Mechanism of SAPO-34 catalyst deactivation in the course of MTO conversion in a slurry reactor

Abstract

The deactivation of a SAPO-34 catalyst in the course of the methanol-to-olefin conversion has been studied in a slurry reactor in polydimethylsiloxane medium and compared with that in a fixed-bed reactor. The carbonaceous deposits accumulated on the catalyst have been investigated by thermo-gravimetric analysis, UV/vis and fluorescence spectroscopy, the MALDI-TOF technique and GC/MS analysis after dissolution of used catalysts in hydrofluoric acid and extraction of coke with dichloromethane. The results show that under slurry conditions the catalyst deactivation is much faster than under fixed-bed conditions. The main reason for the fast deactivation is the accumulation of olefinic products on the catalyst/polydimethylsiloxane boundary due to their high solubility in polydimethylsiloxane.

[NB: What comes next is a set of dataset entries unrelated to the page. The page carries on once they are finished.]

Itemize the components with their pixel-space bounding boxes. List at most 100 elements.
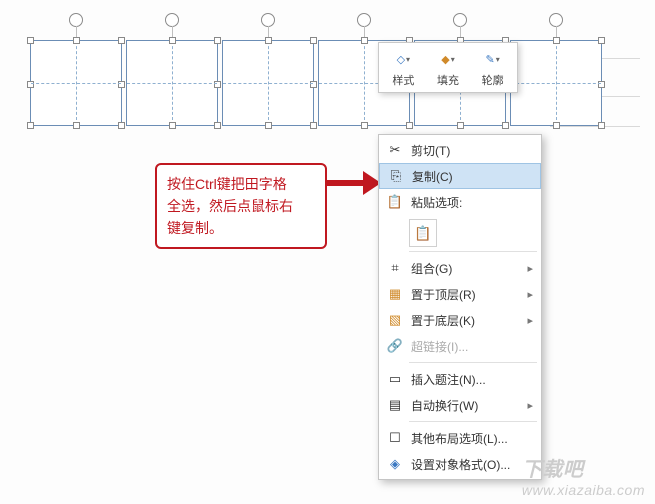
grid-cell[interactable] (510, 40, 602, 126)
fill-button[interactable]: ◆▾ 填充 (426, 47, 471, 90)
selection-handle[interactable] (310, 37, 317, 44)
callout-text: 键复制。 (167, 217, 315, 239)
outline-label: 轮廓 (482, 72, 504, 88)
rotate-handle-icon[interactable] (453, 13, 467, 27)
wrap-icon: ▤ (383, 397, 407, 413)
menu-cut[interactable]: ✂ 剪切(T) (379, 137, 541, 163)
selection-handle[interactable] (598, 81, 605, 88)
selection-handle[interactable] (457, 122, 464, 129)
menu-label: 粘贴选项: (407, 194, 533, 211)
selection-handle[interactable] (214, 37, 221, 44)
menu-hyperlink: 🔗 超链接(I)... (379, 333, 541, 359)
watermark-url: www.xiazaiba.com (522, 482, 645, 498)
submenu-arrow-icon: ▸ (527, 399, 533, 412)
menu-more-layout[interactable]: ☐ 其他布局选项(L)... (379, 425, 541, 451)
format-icon: ◈ (383, 456, 407, 472)
arrow-icon (327, 174, 379, 192)
grid-cell[interactable] (30, 40, 122, 126)
selection-handle[interactable] (310, 81, 317, 88)
submenu-arrow-icon: ▸ (527, 288, 533, 301)
selection-handle[interactable] (310, 122, 317, 129)
submenu-arrow-icon: ▸ (527, 262, 533, 275)
menu-label: 剪切(T) (407, 142, 533, 159)
selection-handle[interactable] (73, 122, 80, 129)
menu-label: 其他布局选项(L)... (407, 430, 533, 447)
menu-label: 置于底层(K) (407, 312, 527, 329)
link-icon: 🔗 (383, 338, 407, 354)
menu-label: 自动换行(W) (407, 397, 527, 414)
menu-wrap-text[interactable]: ▤ 自动换行(W) ▸ (379, 392, 541, 418)
selection-handle[interactable] (553, 37, 560, 44)
selected-grid-shapes[interactable] (30, 40, 610, 132)
selection-handle[interactable] (118, 37, 125, 44)
selection-handle[interactable] (265, 122, 272, 129)
selection-handle[interactable] (27, 81, 34, 88)
style-label: 样式 (392, 72, 414, 88)
menu-label: 设置对象格式(O)... (407, 456, 533, 473)
selection-handle[interactable] (361, 122, 368, 129)
caption-icon: ▭ (383, 371, 407, 387)
selection-handle[interactable] (553, 122, 560, 129)
outline-button[interactable]: ✎▾ 轮廓 (470, 47, 515, 90)
clipboard-icon: 📋 (414, 225, 431, 242)
fill-icon: ◆▾ (437, 49, 459, 69)
group-icon: ⌗ (383, 260, 407, 276)
menu-format-object[interactable]: ◈ 设置对象格式(O)... (379, 451, 541, 477)
menu-label: 组合(G) (407, 260, 527, 277)
send-back-icon: ▧ (383, 312, 407, 328)
grid-cell[interactable] (126, 40, 218, 126)
selection-handle[interactable] (118, 122, 125, 129)
selection-handle[interactable] (27, 122, 34, 129)
menu-separator (409, 421, 537, 422)
rotate-handle-icon[interactable] (357, 13, 371, 27)
copy-icon: ⎘ (384, 168, 408, 184)
callout-text: 全选，然后点鼠标右 (167, 195, 315, 217)
menu-bring-front[interactable]: ▦ 置于顶层(R) ▸ (379, 281, 541, 307)
document-canvas: 按住Ctrl键把田字格 全选，然后点鼠标右 键复制。 ◇▾ 样式 ◆▾ 填充 ✎… (0, 0, 655, 504)
selection-handle[interactable] (214, 81, 221, 88)
fill-label: 填充 (437, 72, 459, 88)
selection-handle[interactable] (214, 122, 221, 129)
cut-icon: ✂ (383, 142, 407, 158)
callout-text: 按住Ctrl键把田字格 (167, 173, 315, 195)
rotate-handle-icon[interactable] (261, 13, 275, 27)
selection-handle[interactable] (169, 37, 176, 44)
context-menu: ✂ 剪切(T) ⎘ 复制(C) 📋 粘贴选项: 📋 ⌗ 组合(G) ▸ ▦ 置于… (378, 134, 542, 480)
selection-handle[interactable] (73, 37, 80, 44)
menu-insert-caption[interactable]: ▭ 插入题注(N)... (379, 366, 541, 392)
grid-cell[interactable] (222, 40, 314, 126)
menu-send-back[interactable]: ▧ 置于底层(K) ▸ (379, 307, 541, 333)
format-mini-toolbar: ◇▾ 样式 ◆▾ 填充 ✎▾ 轮廓 (378, 42, 518, 93)
selection-handle[interactable] (169, 122, 176, 129)
menu-separator (409, 251, 537, 252)
selection-handle[interactable] (502, 122, 509, 129)
rotate-handle-icon[interactable] (165, 13, 179, 27)
submenu-arrow-icon: ▸ (527, 314, 533, 327)
menu-separator (409, 362, 537, 363)
menu-group[interactable]: ⌗ 组合(G) ▸ (379, 255, 541, 281)
selection-handle[interactable] (598, 122, 605, 129)
style-button[interactable]: ◇▾ 样式 (381, 47, 426, 90)
menu-paste-options-header: 📋 粘贴选项: (379, 189, 541, 215)
layout-icon: ☐ (383, 430, 407, 446)
style-icon: ◇▾ (392, 49, 414, 69)
selection-handle[interactable] (265, 37, 272, 44)
menu-label: 复制(C) (408, 168, 532, 185)
menu-label: 超链接(I)... (407, 338, 533, 355)
selection-handle[interactable] (361, 37, 368, 44)
paste-icon: 📋 (383, 194, 407, 210)
watermark-brand: 下载吧 (522, 459, 584, 481)
selection-handle[interactable] (598, 37, 605, 44)
selection-handle[interactable] (27, 37, 34, 44)
outline-icon: ✎▾ (482, 49, 504, 69)
rotate-handle-icon[interactable] (69, 13, 83, 27)
selection-handle[interactable] (118, 81, 125, 88)
watermark: 下载吧 www.xiazaiba.com (522, 453, 645, 498)
bring-front-icon: ▦ (383, 286, 407, 302)
menu-copy[interactable]: ⎘ 复制(C) (379, 163, 541, 189)
selection-handle[interactable] (406, 122, 413, 129)
rotate-handle-icon[interactable] (549, 13, 563, 27)
paste-option-button[interactable]: 📋 (409, 219, 437, 247)
menu-label: 置于顶层(R) (407, 286, 527, 303)
instruction-callout: 按住Ctrl键把田字格 全选，然后点鼠标右 键复制。 (155, 163, 327, 249)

The proposed mechanism involves the interaction of olefins with aromatic compounds formed at the outer surface and in the pore mouths of the catalyst crystals leading to polyaromatic products, which block the entrances to the pores and prevent further reaction. It has been demonstrated that the stability of the catalytic activity with time on stream can be improved by decreasing the N₂/CH₃OH molar ratio in the flow and by selective poisoning of Brønsted acid sites at the outer surface of the crystals. The results obtained show the way for further improvement of catalytic performance in a slurry reactor.